All of which leads to a pertinent question. Could theatre ever again offer a “safe space” after directors decided that getting actors to turn their personal lives inside out was a good way to achieve realism?

I once asked a former student what his experience at theatre school was like. He was one of a small minority who had made it through the programme at York University.

“They break you down from the get go,” I remember him saying, “so you forget everything you were ever taught.” He talked about becoming reduced, “unselfed,” so he could be built up again by his instructors.

He spoke of his love-hate relationship with the teachers who dismantled and empowered him at the same time. In the end, he felt good about his experience, he said. It made him what he is.

I wondered back then about the dynamic between a controlling guru figure and initiates who get broken down, then put back together, so they can act real.

That’s some high-octane chemistry between teacher and student. And I wonder now where else, apart from an abusive marriage, does one person exercise that kind of control over another.

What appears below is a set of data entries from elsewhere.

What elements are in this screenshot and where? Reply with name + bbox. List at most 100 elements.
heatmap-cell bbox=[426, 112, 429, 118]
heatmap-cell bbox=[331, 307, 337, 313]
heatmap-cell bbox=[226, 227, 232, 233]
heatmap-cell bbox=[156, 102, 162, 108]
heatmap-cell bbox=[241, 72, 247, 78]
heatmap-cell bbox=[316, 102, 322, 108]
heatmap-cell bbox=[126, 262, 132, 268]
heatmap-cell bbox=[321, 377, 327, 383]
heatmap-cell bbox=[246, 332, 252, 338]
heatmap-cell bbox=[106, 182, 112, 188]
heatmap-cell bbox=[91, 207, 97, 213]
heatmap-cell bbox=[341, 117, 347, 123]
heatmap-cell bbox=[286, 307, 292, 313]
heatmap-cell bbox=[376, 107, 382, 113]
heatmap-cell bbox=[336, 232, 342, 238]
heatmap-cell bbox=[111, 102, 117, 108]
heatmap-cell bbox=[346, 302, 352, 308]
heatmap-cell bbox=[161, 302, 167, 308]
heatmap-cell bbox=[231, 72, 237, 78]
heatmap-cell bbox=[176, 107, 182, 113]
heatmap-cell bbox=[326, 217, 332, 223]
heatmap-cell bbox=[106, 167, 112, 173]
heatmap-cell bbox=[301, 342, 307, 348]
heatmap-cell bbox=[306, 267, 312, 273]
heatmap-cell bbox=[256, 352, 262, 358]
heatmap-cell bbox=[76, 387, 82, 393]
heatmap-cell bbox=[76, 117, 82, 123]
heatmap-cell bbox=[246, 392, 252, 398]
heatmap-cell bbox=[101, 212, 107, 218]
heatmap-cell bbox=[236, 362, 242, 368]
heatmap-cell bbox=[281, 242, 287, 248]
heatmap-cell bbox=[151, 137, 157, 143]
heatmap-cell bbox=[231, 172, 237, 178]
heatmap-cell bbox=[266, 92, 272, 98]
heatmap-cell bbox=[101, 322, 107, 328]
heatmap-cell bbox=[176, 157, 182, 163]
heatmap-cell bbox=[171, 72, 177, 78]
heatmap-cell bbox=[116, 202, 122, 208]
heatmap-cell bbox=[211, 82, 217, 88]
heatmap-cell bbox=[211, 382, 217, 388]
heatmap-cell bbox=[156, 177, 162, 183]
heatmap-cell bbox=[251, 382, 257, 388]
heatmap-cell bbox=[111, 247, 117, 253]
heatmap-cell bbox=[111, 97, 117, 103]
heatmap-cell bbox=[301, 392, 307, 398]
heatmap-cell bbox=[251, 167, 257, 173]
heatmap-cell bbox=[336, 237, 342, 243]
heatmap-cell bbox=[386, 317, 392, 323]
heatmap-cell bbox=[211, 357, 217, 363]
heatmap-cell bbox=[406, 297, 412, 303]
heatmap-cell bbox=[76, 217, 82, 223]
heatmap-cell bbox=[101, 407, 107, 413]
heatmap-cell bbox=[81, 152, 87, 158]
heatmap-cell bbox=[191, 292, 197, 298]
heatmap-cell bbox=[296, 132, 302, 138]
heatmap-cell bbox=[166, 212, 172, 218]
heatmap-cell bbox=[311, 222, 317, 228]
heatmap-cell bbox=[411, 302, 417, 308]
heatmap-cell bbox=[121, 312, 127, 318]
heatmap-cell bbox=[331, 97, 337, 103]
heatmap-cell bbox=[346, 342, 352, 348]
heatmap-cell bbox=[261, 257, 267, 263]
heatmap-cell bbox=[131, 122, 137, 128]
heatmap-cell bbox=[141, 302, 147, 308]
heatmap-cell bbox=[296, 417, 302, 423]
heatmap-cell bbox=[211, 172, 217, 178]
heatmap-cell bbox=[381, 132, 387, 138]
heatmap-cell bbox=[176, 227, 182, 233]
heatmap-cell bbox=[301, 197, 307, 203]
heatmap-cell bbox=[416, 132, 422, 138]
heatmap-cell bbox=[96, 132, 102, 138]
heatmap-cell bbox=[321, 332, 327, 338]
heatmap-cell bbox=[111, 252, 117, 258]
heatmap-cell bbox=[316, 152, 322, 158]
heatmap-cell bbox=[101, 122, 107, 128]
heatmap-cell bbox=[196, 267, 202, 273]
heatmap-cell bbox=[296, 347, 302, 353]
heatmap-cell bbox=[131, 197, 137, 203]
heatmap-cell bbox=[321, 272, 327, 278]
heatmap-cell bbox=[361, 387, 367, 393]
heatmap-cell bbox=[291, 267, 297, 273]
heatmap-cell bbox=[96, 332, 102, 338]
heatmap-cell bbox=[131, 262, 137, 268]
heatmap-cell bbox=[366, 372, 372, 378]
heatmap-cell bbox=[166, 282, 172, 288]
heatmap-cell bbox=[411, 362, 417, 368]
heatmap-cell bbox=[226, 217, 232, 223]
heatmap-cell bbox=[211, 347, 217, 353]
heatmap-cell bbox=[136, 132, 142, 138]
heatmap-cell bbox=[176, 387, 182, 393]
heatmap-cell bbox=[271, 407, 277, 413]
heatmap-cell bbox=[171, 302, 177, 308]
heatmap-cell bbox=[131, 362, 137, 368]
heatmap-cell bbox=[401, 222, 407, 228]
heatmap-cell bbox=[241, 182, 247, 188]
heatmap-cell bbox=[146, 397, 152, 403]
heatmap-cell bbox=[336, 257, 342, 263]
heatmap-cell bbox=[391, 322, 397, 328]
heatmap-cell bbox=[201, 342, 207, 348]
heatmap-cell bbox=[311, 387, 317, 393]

Is it all that surprising that a line gets crossed? And where do you draw it in the first place? It can’t be a very fine one. More like very a wide and often blurred one, I suspect.

Take a young female actor who’s been broken down and reconfigured and now seeks guidance from her director, a person of some reputation with his string of successful productions and protégés, who responds by urging her to dig deeper, find more, expose more, be sexier, cry for real—in front of cast and crew. In his all-consuming devotion to his art he might jump in and show how it’s done. It’s been known to happen.

Do this anywhere else and you end up in court, ever more so now.

Which is exactly where the now-resigned director of Soulpepper Theatre Company is likely heading after four young women came forward to say that he crossed a line. Repeatedly, with all of them.

There’s no question, if the allegations are all true, or even if just one of them is true, that he has abused his position. I can only admire the courage of these women in blowing the whistle, because this is theatre, remember, where pain and trauma and unsafe memories are the very stuff of becoming more real, and the director is there to make it happen.

The Method seems to have torqued over the years, so now the most extreme directors feel empowered to conduct rehearsals like an assault course, having little idea of the psychological and emotional damage they might be inflicting. And many actors feel they must acquiesce for the sake of their careers.

It’s not for me to say how spilling one’s guts during rehearsal makes one a better actor. Maybe it does, though I’ve watched many actors perform convincingly by playing off a script, their imagination, other actors, and their own talent.

While “draining its swamp” of abusive personnel, theatre maybe needs to recognize that its actual modus operandi, its “method,” is increasingly at odds with a safe environment and an actor’s right to prepare and perform their art without indignity and abuse.

The Canada Council for the Arts pulled $375,000 in grant money last week from the theatre company.

“It’s very important to the Canada Council, as a public arts funder, that the organizations we fund provide a work environment that’s free of harassment, sexual misconduct or abuse of power,” the Council said in a statement provided to the Toronto Star on Friday night.

If art ever needed a theatre of cruelty, it can’t afford one any longer.